As the music faded, Darryl Zanuck unexpectedly announced that
the right-wing
Walt Disney "has informed us that he does not think
that premier Khrushchev and his family should go to Disneyland this
evening, as he cannot guarantee their safety." Keen to see that fantastic
place and used to exerting absolute authority, the great dictator was
furious. He seized the opportunity to condemn both America's warmongering
and its dangerous criminals: "Just imagine, I, a Premier, a
Soviet representative . . . told that I could not go. . . . Why not? . . .

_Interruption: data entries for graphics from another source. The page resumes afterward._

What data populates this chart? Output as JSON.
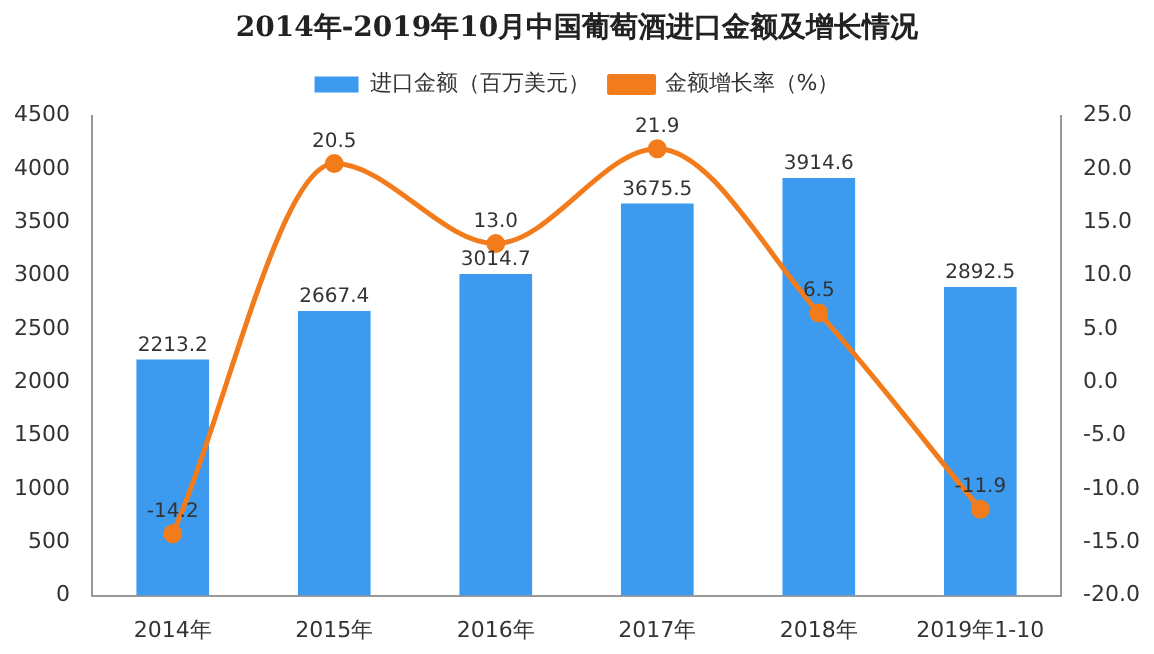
{
  "chart_data": {
    "type": "bar",
    "title": "2014年-2019年10月中国葡萄酒进口金额及增长情况",
    "categories": [
      "2014年",
      "2015年",
      "2016年",
      "2017年",
      "2018年",
      "2019年1-10"
    ],
    "series": [
      {
        "name": "进口金额（百万美元）",
        "color": "#3d9bef",
        "values": [
          2213.2,
          2667.4,
          3014.7,
          3675.5,
          3914.6,
          2892.5
        ],
        "value_labels": [
          "2213.2",
          "2667.4",
          "3014.7",
          "3675.5",
          "3914.6",
          "2892.5"
        ]
      },
      {
        "name": "金额增长率（%）",
        "type": "line",
        "axis": "y2",
        "color": "#f27b1c",
        "values": [
          -14.2,
          20.5,
          13.0,
          21.9,
          6.5,
          -11.9
        ],
        "value_labels": [
          "-14.2",
          "20.5",
          "13.0",
          "21.9",
          "6.5",
          "-11.9"
        ]
      }
    ],
    "ylim": [
      0,
      4500
    ],
    "yticks": [
      0,
      500,
      1000,
      1500,
      2000,
      2500,
      3000,
      3500,
      4000,
      4500
    ],
    "y2lim": [
      -20,
      25
    ],
    "y2ticks": [
      {
        "value": -20,
        "label": "-20.0"
      },
      {
        "value": -15,
        "label": "-15.0"
      },
      {
        "value": -10,
        "label": "-10.0"
      },
      {
        "value": -5,
        "label": "-5.0"
      },
      {
        "value": 0,
        "label": "0.0"
      },
      {
        "value": 5,
        "label": "5.0"
      },
      {
        "value": 10,
        "label": "10.0"
      },
      {
        "value": 15,
        "label": "15.0"
      },
      {
        "value": 20,
        "label": "20.0"
      },
      {
        "value": 25,
        "label": "25.0"
      }
    ],
    "legend": "top",
    "marker": "circle",
    "line_style": "solid",
    "grid": false
  }
}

Do you have rocket-launching pads there? . . . Or have gangsters taken
hold of the place? . . . If you won't let me go to Disneyland, I'll send
the hydrogen bomb over."
9
There was just enough hysteria in his
voice to suggest that if he couldn't see Mickey Mouse he might overreact
and destroy Southern California. Frank Sinatra, trying to defuse
the explosive situation, told
David Niven, who was sitting next to
Khrushchev's sturdy wife, "Screw the cops! Tell the old broad you
and I'll take' em down this afternoon."

The director George Cukor called it "an extraordinary occasion
and you had to find it funny, but [Marilyn] couldn't make any connection
with it." But Marilyn did make a striking connection with
Khrushchev himself, who seemed to find her backside as beautiful as
her face. When Skouras told his oft-repeated story of how he had
progressed from barefoot immigrant to studio head, Khrushchev "countered
that he was the son of a poor coal miner and was now the
head man of the whole Soviet Union. Marilyn thought that a fantastic
reply; like her, Khrushchev was odd man out." Skouras presented her
to Khrushchev "as a great star. The Soviet chairman was obviously
smitten with her, and she in turn liked him for his plainness."